編集部「冬のベランダ菜園では、水のやり過ぎに注意と前回アドバイスをいただきましたが、水耕栽培はどうなんでしょうか」

龍さん「確かに水のやり過ぎには変わらず注意が必要ですが、スプラウトの水やりのポイントは少し異なります。まず植え付けた翌日くらいまでは、霧吹きで1〜2回プッシュして水やりをします。湿っている状態を維持できればOK。根付いて動かなくなったら、霧吹きから通常の水やりに切り替えます。やさしく水を注いで、容器のなかのキッチンペーパーを充分に湿らせたら、何度か繰り返して新鮮な水に入れ替える要領です。しっかり一定の温度が保たれていれば2~3日で発芽しますので、そうなったら1日に1回、水を入れ替えてください」

編集部「肥料は必要ですか?」

龍さん「肥料はいりませんよ。その手軽さも、スプラウトを初心者の方におすすめしているポイントです」

想定されるトラブルと対処法

Photo by okamagami

編集部「スプラウト栽培、ズボラさんでも育てられそうですね!」

龍さん「そうですね(笑)。あっ、水の交換を怠ると菌の繁殖につながるので気をつけてくださいね!あと、気温が高くなり過ぎないように注意が必要です。
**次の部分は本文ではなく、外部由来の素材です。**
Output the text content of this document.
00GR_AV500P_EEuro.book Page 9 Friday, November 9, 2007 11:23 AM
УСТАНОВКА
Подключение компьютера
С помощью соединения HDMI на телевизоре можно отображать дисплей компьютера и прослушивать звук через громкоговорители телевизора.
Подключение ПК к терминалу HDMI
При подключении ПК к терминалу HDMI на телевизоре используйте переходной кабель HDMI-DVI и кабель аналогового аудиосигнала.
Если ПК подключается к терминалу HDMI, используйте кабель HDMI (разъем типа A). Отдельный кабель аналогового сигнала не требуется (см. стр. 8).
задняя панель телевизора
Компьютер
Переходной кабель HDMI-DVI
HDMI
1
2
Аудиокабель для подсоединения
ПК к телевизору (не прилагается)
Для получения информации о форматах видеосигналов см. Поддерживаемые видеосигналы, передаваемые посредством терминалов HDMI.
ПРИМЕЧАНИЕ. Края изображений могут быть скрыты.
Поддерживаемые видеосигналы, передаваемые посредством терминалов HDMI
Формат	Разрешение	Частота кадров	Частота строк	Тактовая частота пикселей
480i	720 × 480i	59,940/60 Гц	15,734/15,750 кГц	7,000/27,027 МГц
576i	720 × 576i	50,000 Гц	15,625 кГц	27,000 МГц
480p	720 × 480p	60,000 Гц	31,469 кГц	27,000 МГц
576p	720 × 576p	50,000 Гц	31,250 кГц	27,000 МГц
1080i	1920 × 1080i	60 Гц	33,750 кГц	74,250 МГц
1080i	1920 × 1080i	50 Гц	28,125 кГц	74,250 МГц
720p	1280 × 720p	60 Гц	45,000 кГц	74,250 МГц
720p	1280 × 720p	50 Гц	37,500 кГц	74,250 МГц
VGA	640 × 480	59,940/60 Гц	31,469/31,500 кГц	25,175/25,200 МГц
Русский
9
高い気温も、菌が繁殖して腐敗の原因になってしまうんですよ」

編集部「具体的にどれくらいの気温だと危険ですか?」

龍さん「30度を超えると一気に菌が繁殖し、水やりをしてても葉に張りがなくなります。そうなったら、そのまま萎れて溶けていくので部分的な修正ができず廃棄するしかなくなってしまいます」

編集部「そうなんですか。菌の繁殖って、目で見てわかりますか?」

龍さん「カビが生えることもありますが、そのまえに腐敗臭でわかりますよ。雑巾のような臭いがしたら、残念ながらアウトですね。菌には弱いので、最初の除菌は忘れずに必ずおこなってくださいね」
※新型コロナウイルスの感染拡大防止のため、不要不急の外出は控えましょう。食料品等の買い物の際は、人との距離を十分に空け、感染予防を心がけてください。